MLPs (Mono-Layer Polynomials and Multi-Layer Perceptrons) for Nonlinear Modeling

Isabelle Rivals, Léon Personnaz; 3(Mar):1383-1398, 2003.

Abstract

This paper presents a model selection procedure which stresses the importance of the classic polynomial models as tools for evaluating the complexity of a given modeling problem, and for removing non-significant input variables. If the complexity of the problem makes a neural network necessary, the selection among neural candidates can be performed in two phases. In an additive phase, the most important one, candidate neural networks with an increasing number of hidden neurons are trained.

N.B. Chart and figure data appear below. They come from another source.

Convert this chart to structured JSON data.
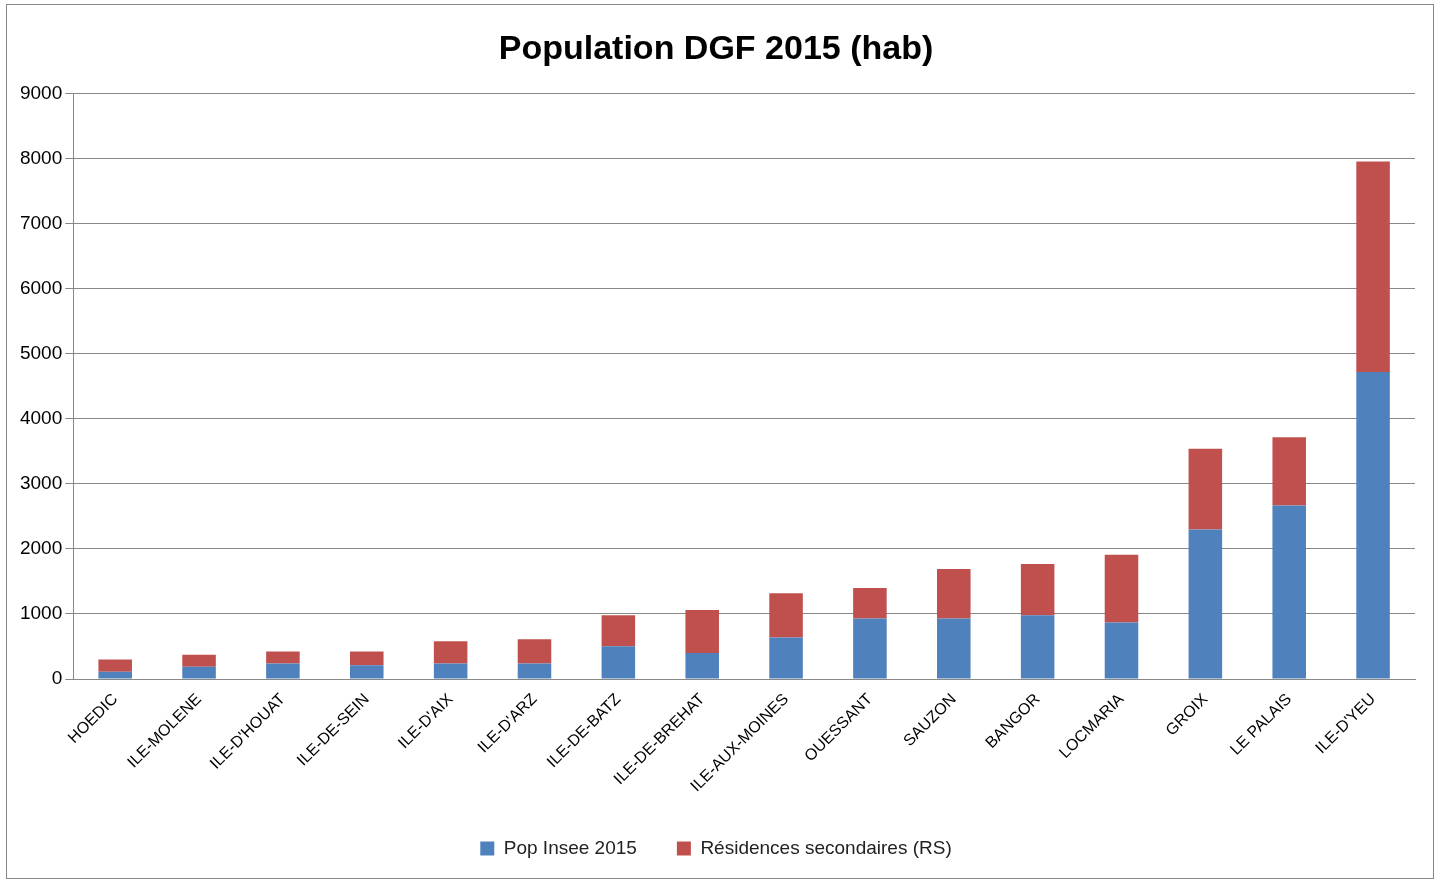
{
  "chart_data": {
    "type": "bar",
    "title": "Population DGF 2015 (hab)",
    "stacked": true,
    "categories": [
      "HOEDIC",
      "ILE-MOLENE",
      "ILE-D'HOUAT",
      "ILE-DE-SEIN",
      "ILE-D'AIX",
      "ILE-D'ARZ",
      "ILE-DE-BATZ",
      "ILE-DE-BREHAT",
      "ILE-AUX-MOINES",
      "OUESSANT",
      "SAUZON",
      "BANGOR",
      "LOCMARIA",
      "GROIX",
      "LE PALAIS",
      "ILE-D'YEU"
    ],
    "series": [
      {
        "name": "Pop Insee 2015",
        "color": "#4f81bd",
        "values": [
          110,
          190,
          240,
          210,
          240,
          240,
          505,
          400,
          640,
          930,
          930,
          980,
          870,
          2300,
          2670,
          4720
        ]
      },
      {
        "name": "Résidences secondaires (RS)",
        "color": "#c0504d",
        "values": [
          190,
          185,
          185,
          215,
          340,
          370,
          475,
          660,
          680,
          470,
          760,
          790,
          1040,
          1240,
          1050,
          3240
        ]
      }
    ],
    "ylim": [
      0,
      9000
    ],
    "yticks": [
      0,
      1000,
      2000,
      3000,
      4000,
      5000,
      6000,
      7000,
      8000,
      9000
    ],
    "grid": "y",
    "legend": "bottom"
  }
}
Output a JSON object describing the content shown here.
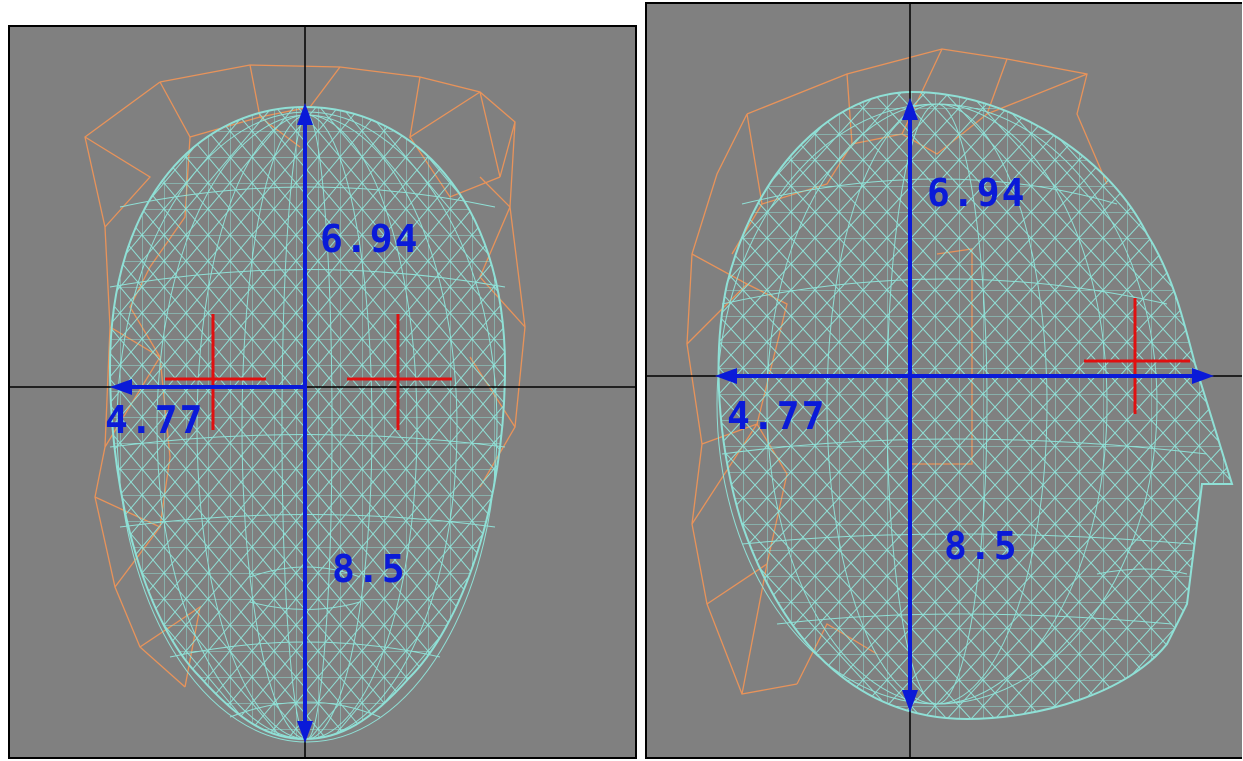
{
  "colors": {
    "background": "#808080",
    "wireframe": "#8fe0d6",
    "hair_wireframe": "#e8935a",
    "axis": "#000000",
    "dimension": "#0a1ad8",
    "marker": "#e01010"
  },
  "front_view": {
    "dim_top": "6.94",
    "dim_side": "4.77",
    "dim_bottom": "8.5"
  },
  "side_view": {
    "dim_top": "6.94",
    "dim_side": "4.77",
    "dim_bottom": "8.5"
  }
}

The addition of hidden neurons is stopped when the effect of the round-off errors becomes significant, so that, for instance, confidence intervals cannot be accurately estimated. This phase leads to a set of approved candidate networks. In a subsequent subtractive phase, a selection among approved networks is performed using statistical Fisher tests. The series of tests starts from a possibly too large unbiased network (the full network), and ends with the smallest unbiased network whose input variables and hidden neurons all have a significant contribution to the regression estimate. This method was successfully tested against the real-world regression problems proposed at the NIPS2000 Unlabeled Data Supervised Learning Competition; two of them are included here as illustrative examples.